How does policy enforcement work at proxy time? +
Chainsaw intercepts the resolve request before it reaches the upstream registry, evaluates your active rules against the package, and either passes, warns, or blocks the response inside the normal install flow. No post-install CI scanner, no lockfile rewriting.
Which supply-chain attacks does Chainsaw catch that SCA tools miss? +
Install-script exfiltration (PhantomRaven-shaped), maintainer-account takeover (Axios-shaped), version-number anomalies and backdated publishes, hidden Unicode (GlassWorm, Trojan Source), publish-velocity bursts (Shai-Hulud), reserved-namespace dependency confusion (Birsan), Docker malware feed matching, bundled Hugging Face malware feed, per-layer image enforcement, APT/Yum/DNF hash-chain provenance, Linux distro CVE detection (Alpine, Debian, Red Hat, Oracle Linux), typosquat across fifteen ecosystems, repo-liveness plus ownership match, and checksum fail-closed. See the policy page for how each one composes in a rule.
Does this work with monorepos, Yarn workspaces, and pnpm? +
Yes. Chainsaw proxies the registry; your workspace layout is untouched. Turbo, Nx, Lerna, Yarn workspaces, and pnpm workspaces all work without modification.
How much latency does the proxy add per install? +
On a cache hit, the proxy responds from local blob storage and usually beats the public registry. On a cold fetch, the added overhead is the policy evaluation itself — low single-digit milliseconds for most rules, with GeoIP lookups and vulnerability joins being the slowest.
What happens if Chainsaw itself goes down? +
In monitor mode, Chainsaw fails open with an audit record so installs never break. In enforce mode, the default is fail-closed, but you can flip to fail-open with cache-only fallback per policy. The cache continues to serve previously-allowed installs during a full outage.
Can I start in monitor mode before switching to block? +
Yes. Every rule supports monitor — it logs what would have been blocked without stopping the install. Most teams run monitor for one to two weeks, tune exceptions, then flip rule by rule. The transition is a single policy edit; no redeploy.
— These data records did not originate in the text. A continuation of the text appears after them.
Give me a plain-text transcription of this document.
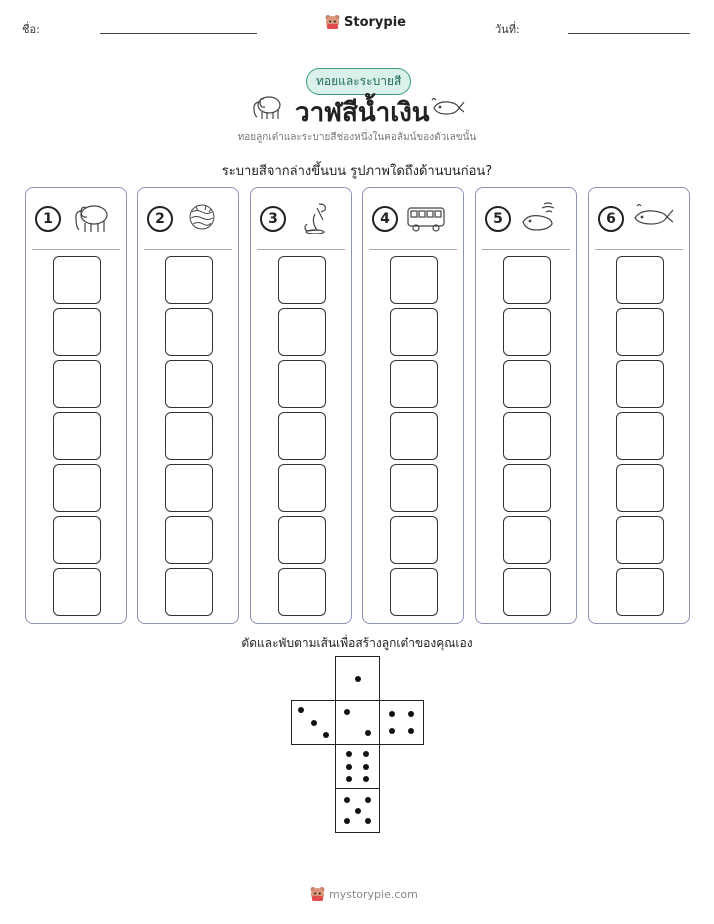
ชื่อ:	Storypie	วันที่:
ทอยและระบายสี
วาฬสีน้ำเงิน
ทอยลูกเต๋าและระบายสีช่องหนึ่งในคอลัมน์ของตัวเลขนั้น
ระบายสีจากล่างขึ้นบน รูปภาพใดถึงด้านบนก่อน?
1	2	3	4	5	6
ตัดและพับตามเส้นเพื่อสร้างลูกเต๋าของคุณเอง
mystorypie.com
What does the MCP server expose to AI agents? +
Read-only queries against policy state, packages, and the audit log by default. With the manage-propose preset, agents can draft policy edits that route through the same approval flow a human uses. No mutation escapes RBAC.
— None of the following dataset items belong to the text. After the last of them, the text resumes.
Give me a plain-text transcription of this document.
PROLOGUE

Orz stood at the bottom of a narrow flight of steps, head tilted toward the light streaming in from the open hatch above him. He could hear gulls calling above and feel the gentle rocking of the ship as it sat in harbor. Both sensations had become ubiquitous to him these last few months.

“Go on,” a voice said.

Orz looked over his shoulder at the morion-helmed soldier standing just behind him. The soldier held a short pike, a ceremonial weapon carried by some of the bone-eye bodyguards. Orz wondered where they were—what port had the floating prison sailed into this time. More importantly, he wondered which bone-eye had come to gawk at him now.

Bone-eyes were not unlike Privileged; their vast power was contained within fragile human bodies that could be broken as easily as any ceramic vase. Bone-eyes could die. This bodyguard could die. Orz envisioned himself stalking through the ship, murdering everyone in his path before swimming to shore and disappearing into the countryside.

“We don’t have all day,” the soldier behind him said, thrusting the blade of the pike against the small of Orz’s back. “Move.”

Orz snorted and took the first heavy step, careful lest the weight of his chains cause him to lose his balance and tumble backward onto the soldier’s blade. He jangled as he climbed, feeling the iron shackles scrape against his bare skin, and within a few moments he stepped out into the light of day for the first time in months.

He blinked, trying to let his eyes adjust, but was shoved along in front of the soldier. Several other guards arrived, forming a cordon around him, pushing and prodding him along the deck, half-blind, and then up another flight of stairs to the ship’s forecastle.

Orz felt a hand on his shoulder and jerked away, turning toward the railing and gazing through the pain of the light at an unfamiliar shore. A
How is the SBOM generated? +
Chainsaw assembles the bill of materials from the packages it has seen transit the proxy for each repository. Export via dashboard or API; the output is CycloneDX 1.6 JSON ready for procurement or audit.
Which SSO providers are supported? +
Any SAML 2.0 or OIDC-compliant identity provider. Okta, Azure AD, Google Workspace, Auth0, Keycloak all work without custom code. SCIM 2.0 provisioning ships with it on Pro and Enterprise.